14205 Theories and Approaches in Cultural Studies

Credits: 3 graduate credits in Cultural Studies or in Democracy Studies / Communication and Culture

Prerequisite for Cultural Studies: Admission to the graduate program in Cultural Studies

Prerequisites for Democracy Studies: Democracy: An Interdisciplinary Approach, Israeli Democracy: Selected Issues, Contemporary Democratic Theories; and one of the following: Democracy and Democratization, Selected Problems in the History of Western Democracies, Democracy and Mass Communication,1 Selected Topics in Public Administration, or Education Policy: Education for Democracy in Democratic Societies

The course is based on a reader edited by Nurith Gertz, Tammy Amiel-Houser and Gal Hermoni.

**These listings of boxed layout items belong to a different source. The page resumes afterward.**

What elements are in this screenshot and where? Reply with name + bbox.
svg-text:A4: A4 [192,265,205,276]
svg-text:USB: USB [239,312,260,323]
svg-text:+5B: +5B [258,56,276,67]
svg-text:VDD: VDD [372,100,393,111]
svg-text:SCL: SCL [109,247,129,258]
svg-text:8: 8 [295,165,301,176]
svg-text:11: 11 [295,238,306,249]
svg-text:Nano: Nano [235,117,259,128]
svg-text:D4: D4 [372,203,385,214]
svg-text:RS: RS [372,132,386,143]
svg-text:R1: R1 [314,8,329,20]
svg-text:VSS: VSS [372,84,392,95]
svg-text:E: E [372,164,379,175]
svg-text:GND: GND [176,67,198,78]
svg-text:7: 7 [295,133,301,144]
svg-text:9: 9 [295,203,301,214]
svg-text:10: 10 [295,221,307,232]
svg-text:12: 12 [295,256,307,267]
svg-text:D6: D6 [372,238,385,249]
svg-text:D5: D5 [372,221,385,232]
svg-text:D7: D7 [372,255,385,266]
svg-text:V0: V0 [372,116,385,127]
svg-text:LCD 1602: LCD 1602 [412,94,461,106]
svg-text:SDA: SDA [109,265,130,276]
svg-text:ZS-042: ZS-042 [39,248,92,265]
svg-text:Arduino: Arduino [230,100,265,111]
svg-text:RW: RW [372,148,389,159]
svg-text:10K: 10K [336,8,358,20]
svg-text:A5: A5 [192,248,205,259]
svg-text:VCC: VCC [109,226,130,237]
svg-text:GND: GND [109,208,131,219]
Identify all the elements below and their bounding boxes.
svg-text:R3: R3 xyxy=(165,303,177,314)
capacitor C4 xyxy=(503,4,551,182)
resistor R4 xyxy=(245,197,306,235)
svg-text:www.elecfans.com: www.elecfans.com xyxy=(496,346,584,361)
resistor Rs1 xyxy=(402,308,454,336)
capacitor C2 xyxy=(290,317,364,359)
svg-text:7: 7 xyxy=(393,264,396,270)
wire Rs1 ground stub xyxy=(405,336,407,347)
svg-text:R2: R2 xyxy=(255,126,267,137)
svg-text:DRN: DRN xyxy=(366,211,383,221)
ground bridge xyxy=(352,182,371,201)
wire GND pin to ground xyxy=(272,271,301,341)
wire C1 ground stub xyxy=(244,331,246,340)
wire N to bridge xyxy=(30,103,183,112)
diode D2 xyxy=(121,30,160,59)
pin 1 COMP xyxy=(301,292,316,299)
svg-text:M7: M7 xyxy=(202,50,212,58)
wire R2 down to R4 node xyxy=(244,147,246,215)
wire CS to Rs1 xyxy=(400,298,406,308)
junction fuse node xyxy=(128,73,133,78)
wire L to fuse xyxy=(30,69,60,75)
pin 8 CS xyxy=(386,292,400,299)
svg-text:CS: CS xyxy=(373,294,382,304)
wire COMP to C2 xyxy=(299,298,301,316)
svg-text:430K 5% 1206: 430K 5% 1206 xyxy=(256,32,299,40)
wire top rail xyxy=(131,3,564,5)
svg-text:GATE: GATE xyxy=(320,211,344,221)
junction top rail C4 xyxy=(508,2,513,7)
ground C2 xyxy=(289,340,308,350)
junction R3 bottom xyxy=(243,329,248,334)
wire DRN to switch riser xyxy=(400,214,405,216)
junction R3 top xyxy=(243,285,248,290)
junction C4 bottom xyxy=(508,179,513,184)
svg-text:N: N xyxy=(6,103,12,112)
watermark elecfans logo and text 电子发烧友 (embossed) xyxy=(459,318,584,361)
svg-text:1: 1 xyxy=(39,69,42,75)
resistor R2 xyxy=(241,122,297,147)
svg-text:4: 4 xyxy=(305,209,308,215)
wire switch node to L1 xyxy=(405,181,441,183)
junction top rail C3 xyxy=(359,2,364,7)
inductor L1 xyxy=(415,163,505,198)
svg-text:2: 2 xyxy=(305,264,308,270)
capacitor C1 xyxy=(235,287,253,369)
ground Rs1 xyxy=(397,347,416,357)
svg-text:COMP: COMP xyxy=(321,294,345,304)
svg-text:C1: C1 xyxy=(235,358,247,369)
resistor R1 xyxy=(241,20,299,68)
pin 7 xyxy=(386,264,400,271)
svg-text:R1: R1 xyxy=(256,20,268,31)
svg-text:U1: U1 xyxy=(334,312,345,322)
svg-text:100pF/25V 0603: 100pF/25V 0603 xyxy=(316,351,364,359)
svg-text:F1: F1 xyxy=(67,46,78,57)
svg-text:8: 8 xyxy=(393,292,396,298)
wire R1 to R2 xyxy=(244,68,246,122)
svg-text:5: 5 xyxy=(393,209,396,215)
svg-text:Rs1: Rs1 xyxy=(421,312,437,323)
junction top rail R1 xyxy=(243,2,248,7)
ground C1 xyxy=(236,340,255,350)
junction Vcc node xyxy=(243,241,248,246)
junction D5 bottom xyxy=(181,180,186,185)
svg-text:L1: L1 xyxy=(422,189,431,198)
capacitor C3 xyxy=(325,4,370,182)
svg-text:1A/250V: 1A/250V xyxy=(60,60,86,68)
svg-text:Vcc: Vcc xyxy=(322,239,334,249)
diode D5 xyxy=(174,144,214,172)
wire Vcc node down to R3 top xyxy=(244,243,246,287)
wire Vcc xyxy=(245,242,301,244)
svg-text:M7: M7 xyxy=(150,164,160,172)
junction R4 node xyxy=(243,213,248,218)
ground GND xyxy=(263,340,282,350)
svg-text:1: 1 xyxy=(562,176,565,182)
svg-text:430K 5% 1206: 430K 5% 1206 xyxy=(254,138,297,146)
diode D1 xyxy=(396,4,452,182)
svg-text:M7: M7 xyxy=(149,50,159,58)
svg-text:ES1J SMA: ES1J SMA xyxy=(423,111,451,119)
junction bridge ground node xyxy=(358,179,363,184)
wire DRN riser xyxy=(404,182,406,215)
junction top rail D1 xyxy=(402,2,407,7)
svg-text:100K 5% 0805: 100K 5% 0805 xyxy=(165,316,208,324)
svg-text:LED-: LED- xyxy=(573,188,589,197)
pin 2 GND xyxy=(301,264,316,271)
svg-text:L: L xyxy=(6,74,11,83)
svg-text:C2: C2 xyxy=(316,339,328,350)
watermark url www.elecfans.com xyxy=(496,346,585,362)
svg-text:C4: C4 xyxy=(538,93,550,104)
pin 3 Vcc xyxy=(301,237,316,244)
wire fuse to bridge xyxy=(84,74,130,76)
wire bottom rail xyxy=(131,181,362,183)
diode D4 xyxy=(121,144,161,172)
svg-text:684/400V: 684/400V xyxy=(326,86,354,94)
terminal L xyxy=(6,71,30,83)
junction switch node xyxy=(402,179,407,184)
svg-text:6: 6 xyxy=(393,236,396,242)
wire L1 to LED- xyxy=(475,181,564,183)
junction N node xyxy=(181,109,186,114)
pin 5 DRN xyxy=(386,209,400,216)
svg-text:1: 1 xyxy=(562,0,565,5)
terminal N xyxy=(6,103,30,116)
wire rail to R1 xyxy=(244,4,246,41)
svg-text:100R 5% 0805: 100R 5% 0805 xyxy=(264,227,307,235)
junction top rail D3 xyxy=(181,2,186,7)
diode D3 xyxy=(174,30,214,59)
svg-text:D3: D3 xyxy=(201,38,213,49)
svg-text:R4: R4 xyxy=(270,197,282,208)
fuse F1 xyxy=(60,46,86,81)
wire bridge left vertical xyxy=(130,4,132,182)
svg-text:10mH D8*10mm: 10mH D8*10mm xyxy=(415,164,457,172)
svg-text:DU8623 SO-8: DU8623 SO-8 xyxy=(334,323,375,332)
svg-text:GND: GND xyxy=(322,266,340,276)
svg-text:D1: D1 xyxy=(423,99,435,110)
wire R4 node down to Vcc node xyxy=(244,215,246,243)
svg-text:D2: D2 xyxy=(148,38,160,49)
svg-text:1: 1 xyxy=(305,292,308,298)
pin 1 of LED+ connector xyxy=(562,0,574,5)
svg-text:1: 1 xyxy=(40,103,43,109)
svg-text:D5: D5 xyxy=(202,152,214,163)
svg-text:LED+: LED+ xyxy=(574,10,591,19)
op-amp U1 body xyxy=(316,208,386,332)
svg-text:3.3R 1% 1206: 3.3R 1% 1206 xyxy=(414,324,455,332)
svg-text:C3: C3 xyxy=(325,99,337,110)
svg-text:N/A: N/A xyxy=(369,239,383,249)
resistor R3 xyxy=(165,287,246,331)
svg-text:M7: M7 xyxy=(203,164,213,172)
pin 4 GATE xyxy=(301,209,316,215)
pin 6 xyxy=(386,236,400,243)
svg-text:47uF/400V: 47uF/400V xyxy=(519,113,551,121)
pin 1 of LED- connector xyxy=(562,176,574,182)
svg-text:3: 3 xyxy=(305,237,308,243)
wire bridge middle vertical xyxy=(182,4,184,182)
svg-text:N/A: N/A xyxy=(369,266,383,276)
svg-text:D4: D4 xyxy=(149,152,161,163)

The course offers an historic review of schools of thought, methodologies and theories that engendered and shaped ‘Cultural Studies’ in the 20th century and created the conceptual language that continues to guide the study of culture today. The course presents the philosophy of some of the major scholars in the field in order to develop a critical perspective about three of the main concepts in cultural criticism: ideology, the subject and language.

Topics: Theoretical foundations: Karl Marx, Sigmund Freud, Ferdinand de Saussure; Structuralism: Claude Lévi Strauss, Roman Jakobson, Roland Barthes; Theories of the subject: Carl Gustav Jung, Jacques Lacan, Michel Foucault; Marxist developments: Antonio Gramsci, Walter Benjamin, Theodor Adorno and Max Horkheimer, Louis Althusser, Michel Foucault; Deconstruction and poststructuralism: Jacques Derrida, Michel Foucault, Roland Barthes, Gilles Deleuze, Félix Guattari; Postmodernism: Jean-Francois Lyotard, Jean Baudrillard, Fredric Jameson; The entrance of ‘the Other’ into theory: Feminism and gender – Luce Irigaray, Hélène Cixous, Julia Kristeva, Judith Butler; Postcolonialism, race and color – Frantz Fanon, Edward Said, Homi Bhabha; Queer theory – David Halperin, Judith Butler.


1or Liberalism: Texts, Contexts, Critiques (12005), for students who took it as a required course in the Culture specialization before Spring 2010.